To acquire this in the absence of coin involved the barter of the remaining goats in a large and complex transaction with Miss Gentry’s landlady, and although this set Jinny and Methusalem up for weeks, yet since it meant the exhaustion of her last reserves, the wounded hedgehog became to happier memory a sort of symbol of desperation. True, there were still the telescope and the money order, but one could not easily lay one’s hand on them—they bristled even more fiercely than the poor hedgehog.
All Jinny’s care of that confiding beast proved wasted. In vain she renewed the dressing on its neck, in vain Nip and her grandfather were kept off. The third morning it was found on its back, more helpless than Uncle Lilliwhyte, with its hind paws close together but its front paws held up apart, as though crying for mercy. Its nose and paws came up dark brown on the lighter spines around, the eyes were closed and almost invisible, buried like the ears amid the bristles. The rag still adorned its neck.
Jinny gave her poor little patient a decent burial and a few tears. “ ’Tain’t no use cryin’ over spilt milk,” the Gaffer taunted her. “Ye’ve gone and wasted good food, and Oi count the Lord’ll think twice afore He sends ye a present agen.”
The Gaffer was mistaken.
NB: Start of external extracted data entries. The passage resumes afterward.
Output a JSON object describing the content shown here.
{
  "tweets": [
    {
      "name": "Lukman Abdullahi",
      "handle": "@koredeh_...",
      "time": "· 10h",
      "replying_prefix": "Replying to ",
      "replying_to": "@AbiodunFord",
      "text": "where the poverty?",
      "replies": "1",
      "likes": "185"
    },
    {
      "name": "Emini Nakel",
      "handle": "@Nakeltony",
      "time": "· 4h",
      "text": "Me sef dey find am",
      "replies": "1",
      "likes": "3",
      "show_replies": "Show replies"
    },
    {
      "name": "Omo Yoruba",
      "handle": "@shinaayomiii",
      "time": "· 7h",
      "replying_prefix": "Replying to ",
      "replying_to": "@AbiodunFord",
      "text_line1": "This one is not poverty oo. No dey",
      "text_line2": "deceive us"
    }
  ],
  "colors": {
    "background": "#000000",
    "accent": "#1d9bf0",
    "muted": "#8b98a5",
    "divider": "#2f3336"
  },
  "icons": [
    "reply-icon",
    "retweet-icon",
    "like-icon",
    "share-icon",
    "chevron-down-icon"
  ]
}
Little Bradmarsh was about to flow, if not with milk and honey, with hares and rabbits and horses and sheep and haystacks and potatoes and mangolds and even chairs, step-ladders, fences, gates, watering-pots, casks, boxes, hurdles, hen-coops, and wheelbarrows. For after January had ended in a crescendo of rain, wind, sleet and the heaviest snowfall in his memory, came a diminuendo movement of sleet, thaw, and rain, though the wind raged unabated, and after that—the Deluge!